The realm of healthcare and life sciences is undergoing a transformative shift, fueled by the advent and integration of data-driven technologies. At the forefront of this revolution is the burgeoning use of synthetic data, a groundbreaking development poised to redefine the landscape of medical research, AI development, and patient privacy.

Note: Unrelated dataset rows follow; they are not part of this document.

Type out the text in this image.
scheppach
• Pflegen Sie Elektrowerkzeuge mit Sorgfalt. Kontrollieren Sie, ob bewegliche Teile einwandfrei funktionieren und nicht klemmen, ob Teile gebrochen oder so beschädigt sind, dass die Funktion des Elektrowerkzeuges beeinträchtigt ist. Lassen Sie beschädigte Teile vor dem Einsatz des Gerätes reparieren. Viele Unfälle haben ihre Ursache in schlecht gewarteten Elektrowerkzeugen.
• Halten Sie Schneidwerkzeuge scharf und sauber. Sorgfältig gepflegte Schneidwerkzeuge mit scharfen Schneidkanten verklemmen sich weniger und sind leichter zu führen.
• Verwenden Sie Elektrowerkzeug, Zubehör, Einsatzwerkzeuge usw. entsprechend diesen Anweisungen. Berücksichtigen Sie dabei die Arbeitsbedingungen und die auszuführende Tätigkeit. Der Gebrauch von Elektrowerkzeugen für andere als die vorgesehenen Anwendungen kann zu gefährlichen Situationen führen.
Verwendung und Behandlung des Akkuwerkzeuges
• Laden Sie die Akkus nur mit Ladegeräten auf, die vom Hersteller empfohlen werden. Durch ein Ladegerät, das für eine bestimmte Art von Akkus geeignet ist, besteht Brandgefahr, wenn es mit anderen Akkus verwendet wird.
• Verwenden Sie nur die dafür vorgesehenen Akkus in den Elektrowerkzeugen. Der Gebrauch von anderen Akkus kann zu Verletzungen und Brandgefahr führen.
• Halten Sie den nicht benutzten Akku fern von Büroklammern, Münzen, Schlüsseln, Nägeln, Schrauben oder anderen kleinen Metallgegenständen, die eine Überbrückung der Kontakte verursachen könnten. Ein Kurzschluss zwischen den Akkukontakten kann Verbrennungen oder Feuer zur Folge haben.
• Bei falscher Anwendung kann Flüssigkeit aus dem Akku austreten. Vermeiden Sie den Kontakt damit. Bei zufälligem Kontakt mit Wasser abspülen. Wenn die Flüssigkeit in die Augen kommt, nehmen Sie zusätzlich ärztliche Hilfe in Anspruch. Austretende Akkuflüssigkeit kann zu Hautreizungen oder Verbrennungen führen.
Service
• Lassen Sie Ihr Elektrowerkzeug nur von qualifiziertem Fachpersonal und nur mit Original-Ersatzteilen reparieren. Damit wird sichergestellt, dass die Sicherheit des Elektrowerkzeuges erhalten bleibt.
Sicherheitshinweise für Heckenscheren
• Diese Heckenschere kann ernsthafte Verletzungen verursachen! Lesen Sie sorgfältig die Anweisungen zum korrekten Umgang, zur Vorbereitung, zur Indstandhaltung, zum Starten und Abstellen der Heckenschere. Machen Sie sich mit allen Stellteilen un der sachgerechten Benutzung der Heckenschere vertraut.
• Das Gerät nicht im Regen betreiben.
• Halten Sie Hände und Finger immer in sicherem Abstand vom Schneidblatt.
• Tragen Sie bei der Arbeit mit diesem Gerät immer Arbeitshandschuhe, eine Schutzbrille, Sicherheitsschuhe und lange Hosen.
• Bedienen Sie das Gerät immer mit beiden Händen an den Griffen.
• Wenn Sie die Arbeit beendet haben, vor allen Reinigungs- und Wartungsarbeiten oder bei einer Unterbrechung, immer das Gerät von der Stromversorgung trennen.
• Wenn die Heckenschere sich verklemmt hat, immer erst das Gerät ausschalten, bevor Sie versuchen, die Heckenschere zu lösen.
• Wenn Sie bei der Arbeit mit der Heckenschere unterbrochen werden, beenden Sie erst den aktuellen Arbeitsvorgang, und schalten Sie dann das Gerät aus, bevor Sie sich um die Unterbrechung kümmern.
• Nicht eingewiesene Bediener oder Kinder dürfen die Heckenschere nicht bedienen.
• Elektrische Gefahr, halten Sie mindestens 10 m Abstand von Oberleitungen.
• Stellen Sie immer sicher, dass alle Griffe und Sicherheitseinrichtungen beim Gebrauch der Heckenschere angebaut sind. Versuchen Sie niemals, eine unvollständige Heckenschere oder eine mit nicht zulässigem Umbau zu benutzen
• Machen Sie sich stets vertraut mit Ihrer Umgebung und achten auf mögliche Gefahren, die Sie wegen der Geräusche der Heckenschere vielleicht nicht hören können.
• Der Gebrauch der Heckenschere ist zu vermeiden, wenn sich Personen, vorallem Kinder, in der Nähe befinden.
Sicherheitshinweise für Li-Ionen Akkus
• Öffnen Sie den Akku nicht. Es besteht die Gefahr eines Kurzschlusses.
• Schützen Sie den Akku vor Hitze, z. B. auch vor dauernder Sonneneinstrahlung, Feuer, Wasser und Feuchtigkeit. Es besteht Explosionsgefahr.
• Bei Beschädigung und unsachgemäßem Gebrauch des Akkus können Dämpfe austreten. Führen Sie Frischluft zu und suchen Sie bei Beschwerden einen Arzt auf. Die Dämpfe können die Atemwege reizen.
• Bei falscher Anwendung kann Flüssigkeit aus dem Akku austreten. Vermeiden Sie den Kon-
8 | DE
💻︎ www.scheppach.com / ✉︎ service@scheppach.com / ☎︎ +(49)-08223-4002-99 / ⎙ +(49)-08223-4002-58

The Emergence of Synthetic Data
Synthetic data is to real-world data as synthetic fiber (like nylon) is to real fiber (like hemp). Humans have created synthetic products throughout our evolution to achieve goals and develop new products that improve our lives. Synthetic fibers are used in clothing, rope, industrial equipment, automobiles, and more. The ability to create synthetic fiber expanded the opportunity to create numerous products that today we find essential.
Synthetic data has the opportunity to have a similar impact in healthcare. Synthetic data is created based on real-world data using a data synthesizer. These synthesizers may leverage different methods to create synthetic data that have the same statistical and correlative properties as the original data; however, they are completely independent from the real-world data (1, 2).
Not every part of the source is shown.